Is The New Jayhawks CD Shit Or THE SHIT?!


When frontman Mark Olsen left the Jayhawks suddenly in 1995, it was akin to Tom Petty leaving the Heartbreakers, thus when they chose to carry on without him, fans were left wondering if there was any way the band could create anything that wouldn't be a sort of sacrilege.

Quite surprisingly, the band's output wasn't so much a trampling of their own legacy, but, rather, the work of an altogether different band. While post-Olsen releases such as 2000's Smile and 2003's Rainy Day Music garnered their fair share of critical acclaim, neither could hold a match to the band's masterful opus, Hollywood Town Hall (1995).

Was it that album's high watermark that led Olsen to leave at the top of his game, or was it really so that he could spend more time with then-wife, Victoria Williams? One could not blame him, in either case. Life on the road can be hell on even the healthiest of marriages. Thus, when the marriage went belly-up in 2006, count this reviewer among the many who knew it would be just a matter of time before Olsen and the Jayhawks would renew their vows.

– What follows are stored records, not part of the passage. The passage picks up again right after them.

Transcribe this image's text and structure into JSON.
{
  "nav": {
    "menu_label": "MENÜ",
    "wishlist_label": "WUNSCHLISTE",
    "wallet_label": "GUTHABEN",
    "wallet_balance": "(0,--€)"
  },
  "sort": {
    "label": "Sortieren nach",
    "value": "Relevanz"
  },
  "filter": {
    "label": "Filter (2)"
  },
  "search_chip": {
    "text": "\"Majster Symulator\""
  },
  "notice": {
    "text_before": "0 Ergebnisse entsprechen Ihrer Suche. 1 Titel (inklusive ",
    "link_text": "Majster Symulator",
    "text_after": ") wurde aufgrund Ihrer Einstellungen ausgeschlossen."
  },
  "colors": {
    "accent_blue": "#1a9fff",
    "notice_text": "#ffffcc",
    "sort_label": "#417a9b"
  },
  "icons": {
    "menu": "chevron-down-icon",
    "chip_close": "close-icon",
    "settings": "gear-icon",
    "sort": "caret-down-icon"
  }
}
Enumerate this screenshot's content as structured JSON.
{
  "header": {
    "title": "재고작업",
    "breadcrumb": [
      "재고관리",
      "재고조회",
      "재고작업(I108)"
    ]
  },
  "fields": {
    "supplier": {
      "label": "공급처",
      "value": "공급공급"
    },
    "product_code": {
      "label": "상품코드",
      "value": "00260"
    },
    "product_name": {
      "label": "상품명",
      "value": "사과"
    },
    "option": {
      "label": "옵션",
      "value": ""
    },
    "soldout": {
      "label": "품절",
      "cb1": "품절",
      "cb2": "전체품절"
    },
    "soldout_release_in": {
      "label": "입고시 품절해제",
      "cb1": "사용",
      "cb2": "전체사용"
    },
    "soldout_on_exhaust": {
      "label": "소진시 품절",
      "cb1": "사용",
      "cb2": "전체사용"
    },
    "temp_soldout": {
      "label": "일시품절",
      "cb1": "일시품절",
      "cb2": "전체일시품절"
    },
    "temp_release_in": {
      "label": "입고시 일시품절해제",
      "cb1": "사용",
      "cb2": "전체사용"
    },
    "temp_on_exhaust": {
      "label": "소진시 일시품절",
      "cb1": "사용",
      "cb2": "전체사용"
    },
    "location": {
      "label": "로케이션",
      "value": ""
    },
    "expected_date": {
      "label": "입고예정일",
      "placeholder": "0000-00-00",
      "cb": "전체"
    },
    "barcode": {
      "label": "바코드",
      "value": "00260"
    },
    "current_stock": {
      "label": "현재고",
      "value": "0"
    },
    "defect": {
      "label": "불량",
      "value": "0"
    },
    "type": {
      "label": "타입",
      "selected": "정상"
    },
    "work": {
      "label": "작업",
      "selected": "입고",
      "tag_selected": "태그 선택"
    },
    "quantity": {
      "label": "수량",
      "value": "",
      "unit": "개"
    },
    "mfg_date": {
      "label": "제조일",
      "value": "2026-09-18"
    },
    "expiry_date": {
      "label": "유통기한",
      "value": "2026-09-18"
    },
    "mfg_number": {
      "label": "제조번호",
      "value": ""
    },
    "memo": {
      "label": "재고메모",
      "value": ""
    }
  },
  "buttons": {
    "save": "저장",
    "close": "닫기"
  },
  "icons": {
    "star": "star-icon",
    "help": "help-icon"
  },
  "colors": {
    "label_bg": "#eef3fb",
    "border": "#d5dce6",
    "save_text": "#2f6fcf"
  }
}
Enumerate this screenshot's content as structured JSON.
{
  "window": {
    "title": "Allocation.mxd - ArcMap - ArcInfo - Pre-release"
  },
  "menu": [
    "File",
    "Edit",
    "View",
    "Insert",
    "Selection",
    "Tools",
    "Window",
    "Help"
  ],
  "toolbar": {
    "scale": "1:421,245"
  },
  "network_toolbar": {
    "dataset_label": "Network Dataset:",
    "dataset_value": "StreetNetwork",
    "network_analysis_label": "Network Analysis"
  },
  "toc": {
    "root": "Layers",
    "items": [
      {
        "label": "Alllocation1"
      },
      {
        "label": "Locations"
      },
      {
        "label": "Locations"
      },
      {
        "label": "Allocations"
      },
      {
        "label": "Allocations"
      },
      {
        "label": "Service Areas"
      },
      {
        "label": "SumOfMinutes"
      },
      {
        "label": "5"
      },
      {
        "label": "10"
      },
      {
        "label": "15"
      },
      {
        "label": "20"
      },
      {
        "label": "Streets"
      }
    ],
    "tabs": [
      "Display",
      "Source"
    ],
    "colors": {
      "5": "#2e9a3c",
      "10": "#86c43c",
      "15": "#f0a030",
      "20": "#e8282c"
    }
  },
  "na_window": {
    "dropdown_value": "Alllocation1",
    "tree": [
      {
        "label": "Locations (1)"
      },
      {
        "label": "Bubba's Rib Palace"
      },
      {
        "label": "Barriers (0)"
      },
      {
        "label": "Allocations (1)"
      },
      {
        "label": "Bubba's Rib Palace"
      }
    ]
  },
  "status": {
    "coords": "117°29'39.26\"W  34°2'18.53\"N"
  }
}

With the September release of their first studio album in eight years (and the first in over fifteen years to feature Olsen) Mockingbird Time, the Jayhawks have not only returned, they've returned to form, blowing away 15+ years of cobwebs in the process. Anyone wondering what might have been if Olsen hadn't left the band after Hollywood Town Hall need only dig in to this musical bounty to find their answer.

The great thing about music this timeless is that fifteen years has made the entire band that much more seasoned as players, able to take the songs of Olsen and Gary Louris to new heights.

Over the course of the album, the band integrates early 70's California soft rock with 60's folk and the obligatory Americana stylings for which they are known to create an album that is by far their most ambitious and consistent to date. In doing so, they've raised the bar for all others to match at a time when the Americana/Alt. Country scene is in dire need of a swift kick in the pants.

What's most exciting, though, is that the band didn't just deliver a singer/songwriter record, which they could have easily done and still drawn rave reviews. No, what they did is create a band record that actually recalls The Band at their best, a unit finely tuned and capable of lifting the songs of its members to the heavens and taking the audience right along with them.

Oddly enough, it is the title cut that strikes the most poignant note, not with anthemic bravado and urgency, but with delightful, understated joy. A year from now, I fully expect to have seen this song tapped for a heartwarming commercial, a la The Flaming Lips' "Do You Realize?"

Joyous as many of the songs on Mockingbird Time may be, this is a band reuniting not only with one another, but also with their love of music and, for once, the fans are invited on a musical journey that is not so much driven by nostalgia, but what the future may hold.

FINAL PROGNOSIS: Mockingbird Time is THE SHIT.